— Произвести обыск!
Группа разделилась. Несколько человек вошли в камеру и стали перетряхивать ее с потолка до пола. Оставшиеся в коридоре шмонали заключенных: выворачивали карманы, ощупывали одежду, заставили снять ботинки и даже носки. Тех, кто, по мнению шмональщиков, слишком медленно выполнял команды, награждали увесистыми тычками под ребра и по ногам. Если не считать ставшей уже привычный грубости, шмон проходил спокойно.
Камера, в которой сидел Панфилов, была бедной — ни денег, ни чая, ни игральных карт найти не удалось. Под досками настила обнаружились лишь несколько спичек. Об этом и крикнул из камеры один из солдат.
Прапорщик, остававшийся все это время в коридоре, был явно недоволен результатами обыска.
— Что, радуетесь? — с искренней злобой сказал он, обращаясь к заключенным. — Напрасно.
У Архипа нашли огрызок, карандаша. Прапорщик тут же стал придираться.
— Это что такое? У вас, оказывается, писатель есть?
— Карандаш не запрещено иметь, гражданин начальник, — глухо произнес Архип, при этом он чуть отвернул голову от стены.
— А ну-ка заткнись, шелупонь! — заорал «кусок». — Щас как шваркну по репе, мозги по стенке растекутся!
Архип затих, не желая получить удар дубинкой по голове. Молчали и остальные. Кому же охота связываться с дураком?

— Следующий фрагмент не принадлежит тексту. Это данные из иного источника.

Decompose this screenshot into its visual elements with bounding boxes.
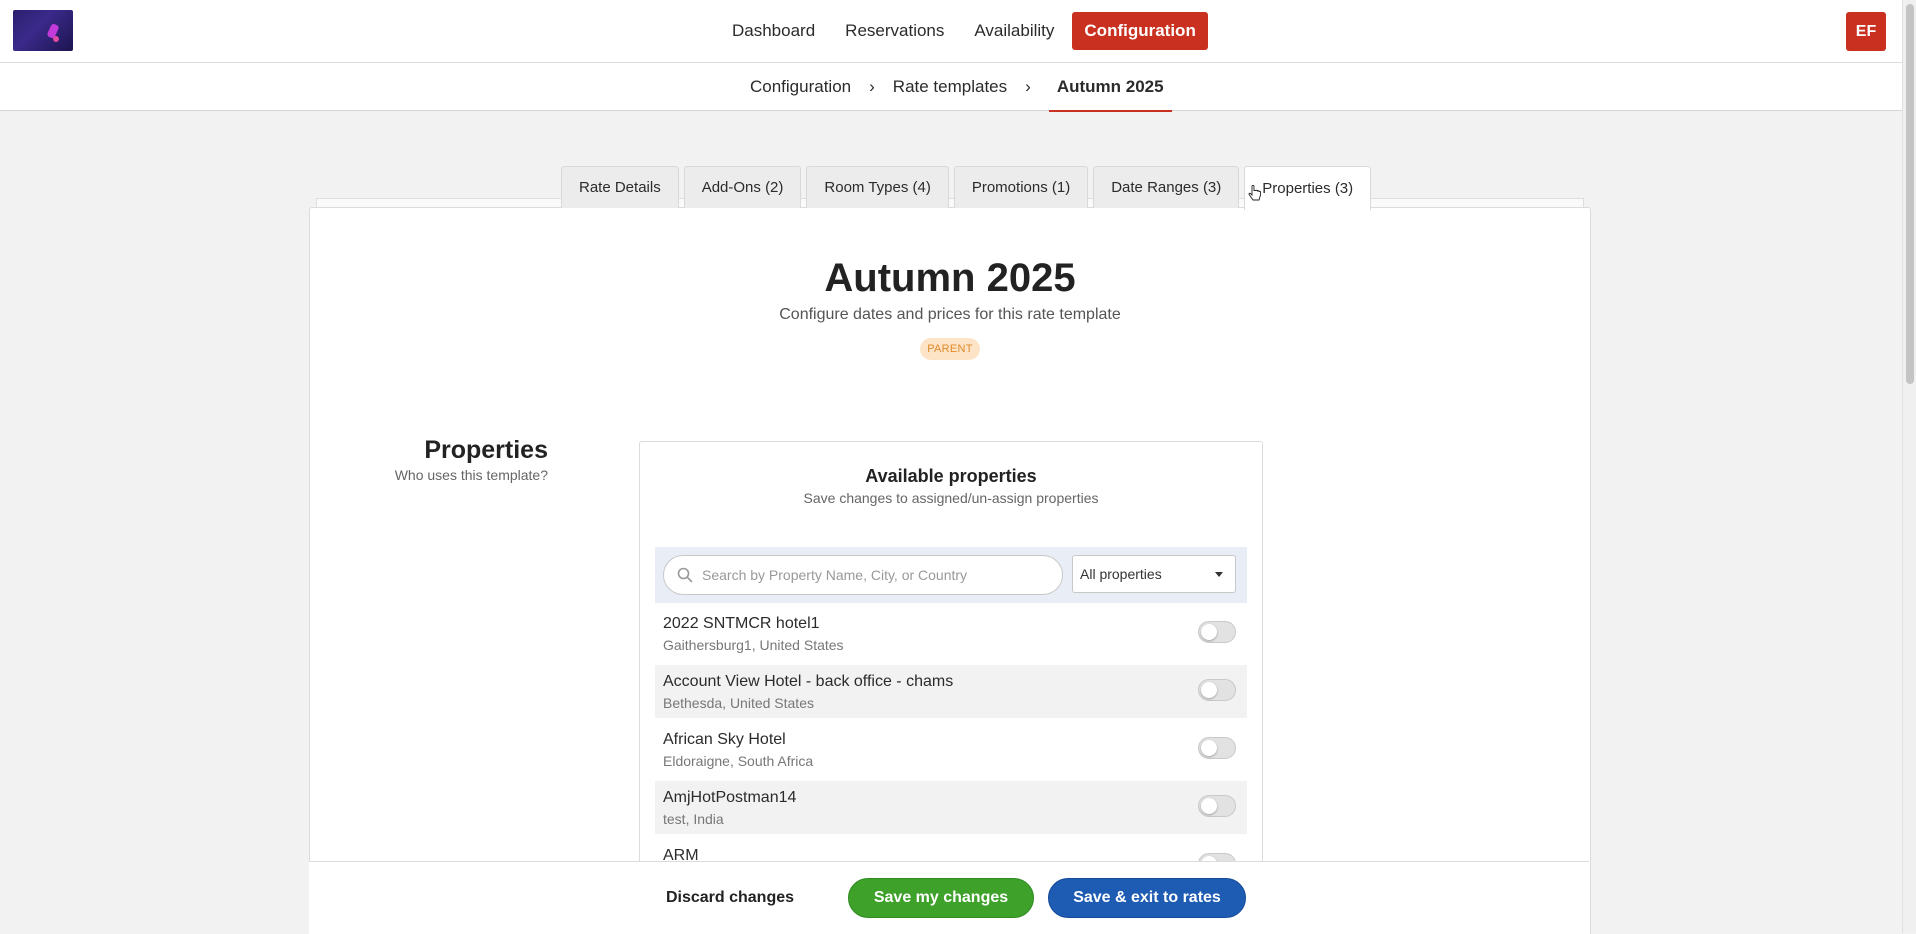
tab-rate-details[interactable]: Rate Details [561,166,679,208]
nav-reservations[interactable]: Reservations [833,12,956,50]
discard-changes-button[interactable]: Discard changes [655,878,805,918]
property-name: 2022 SNTMCR hotel1 [663,615,820,632]
list-item: African Sky Hotel Eldoraigne, South Afri… [655,723,1247,776]
breadcrumb: Configuration › Rate templates › Autumn … [750,63,1172,112]
breadcrumb-bar: Configuration › Rate templates › Autumn … [0,63,1902,112]
toggle-knob [1201,624,1217,640]
list-item: 2022 SNTMCR hotel1 Gaithersburg1, United… [655,607,1247,660]
content-card: Autumn 2025 Configure dates and prices f… [309,207,1591,934]
property-list: 2022 SNTMCR hotel1 Gaithersburg1, United… [655,607,1247,897]
chevron-down-icon [1215,572,1223,577]
property-name: Account View Hotel - back office - chams [663,673,954,690]
panel-subtitle: Save changes to assigned/un-assign prope… [803,490,1099,506]
hand-cursor-icon [1248,185,1261,201]
toggle-knob [1201,682,1217,698]
page-title: Autumn 2025 [824,256,1076,300]
filter-selected-value: All properties [1080,566,1162,582]
breadcrumb-configuration[interactable]: Configuration [750,77,851,97]
breadcrumb-separator: › [869,76,875,96]
logo-dot [53,36,59,42]
list-item: AmjHotPostman14 test, India [655,781,1247,834]
tab-promotions[interactable]: Promotions (1) [953,166,1089,208]
nav-configuration[interactable]: Configuration [1072,12,1208,50]
breadcrumb-separator: › [1025,76,1031,96]
page-subtitle: Configure dates and prices for this rate… [779,306,1121,323]
breadcrumb-current: Autumn 2025 [1048,77,1172,112]
property-location: test, India [663,811,724,827]
scrollbar-thumb[interactable] [1906,4,1914,384]
nav-availability[interactable]: Availability [962,12,1066,50]
property-filter-select[interactable]: All properties [1072,555,1236,593]
section-title: Properties [424,436,548,464]
property-location: Eldoraigne, South Africa [663,753,814,769]
property-name: African Sky Hotel [663,731,786,748]
tab-properties[interactable]: Properties (3) [1244,166,1372,210]
save-and-exit-button[interactable]: Save & exit to rates [1048,878,1246,918]
nav-dashboard[interactable]: Dashboard [720,12,827,50]
user-avatar[interactable]: EF [1846,12,1886,51]
list-item: Account View Hotel - back office - chams… [655,665,1247,718]
properties-section-heading: Properties Who uses this template? [395,436,548,483]
toggle-knob [1201,740,1217,756]
parent-badge: PARENT [920,338,980,360]
property-location: Gaithersburg1, United States [663,637,844,653]
breadcrumb-rate-templates[interactable]: Rate templates [893,77,1007,97]
panel-title: Available properties [865,466,1037,486]
save-changes-button[interactable]: Save my changes [848,878,1034,918]
search-icon [677,567,693,583]
filter-bar: All properties [655,547,1247,603]
action-footer: Discard changes Save my changes Save & e… [309,861,1589,934]
search-box[interactable] [663,555,1063,595]
brand-logo[interactable] [13,10,73,51]
tab-room-types[interactable]: Room Types (4) [806,166,949,208]
tab-add-ons[interactable]: Add-Ons (2) [683,166,802,208]
top-navigation: Dashboard Reservations Availability Conf… [0,0,1902,63]
search-input[interactable] [700,566,1054,584]
tab-date-ranges[interactable]: Date Ranges (3) [1093,166,1240,208]
section-subtitle: Who uses this template? [394,467,548,483]
assign-toggle[interactable] [1198,621,1236,643]
property-name: AmjHotPostman14 [663,789,797,806]
assign-toggle[interactable] [1198,795,1236,817]
assign-toggle[interactable] [1198,737,1236,759]
toggle-knob [1201,798,1217,814]
assign-toggle[interactable] [1198,679,1236,701]
page-scrollbar[interactable] [1902,0,1916,933]
main-nav: Dashboard Reservations Availability Conf… [720,12,1208,50]
property-location: Bethesda, United States [663,695,814,711]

Панфилову тоже врезали пару раз по почкам, но не так чтобы слишком сильно. Прапорщик, явно испытывавший зуд в руках, то и дело покрикивал на подчиненных. Те, по его мнению, не проявляли должного рвения.
— За толканом ищите.
— Нет там ничего, товарищ прапорщик. Уже два раза смотрели.
— А в бачке?
— Смотрели, товарищ прапорщик.
— Сержант, смотри в толкане.
— Как смотреть?
— Руку туда засунь, урод. Первый день замужем, что ли? Всему вас учить надо!
Боец, закатав рукава гимнастерки до локтя, засунул ладонь в отверстие унитаза и принялся шарить там пальцами. Наконец после безуспешных поисков он вытащил руку и принялся брезгливо стряхивать воду.
— Ничего нет, товарищ прапорщик.
— Плохо ищете, сукины дети. Должно что-нибудь быть. Всех на уши поставлю!
Помахивая дубинкой, прапорщик подошел к Панфилову и остановился у него за спиной. Его внимание привлекла перевязанная грязным бинтом рука заключенного. Ничуть не стесняясь, он ткнул Константина кончиком дубинки в предплечье.
— Это что?
— Бинт.
— Я вижу, что бинт! — нервно заорал прапорщик. — Что под ним?
Константину так и хотелось сказать: «Анаша», но он удержался и промолчал. Это молчание привело прапорщика в еще большую ярость.
— Что под бинтом? — завопил он.
— Ожог, — односложно ответил Панфилов.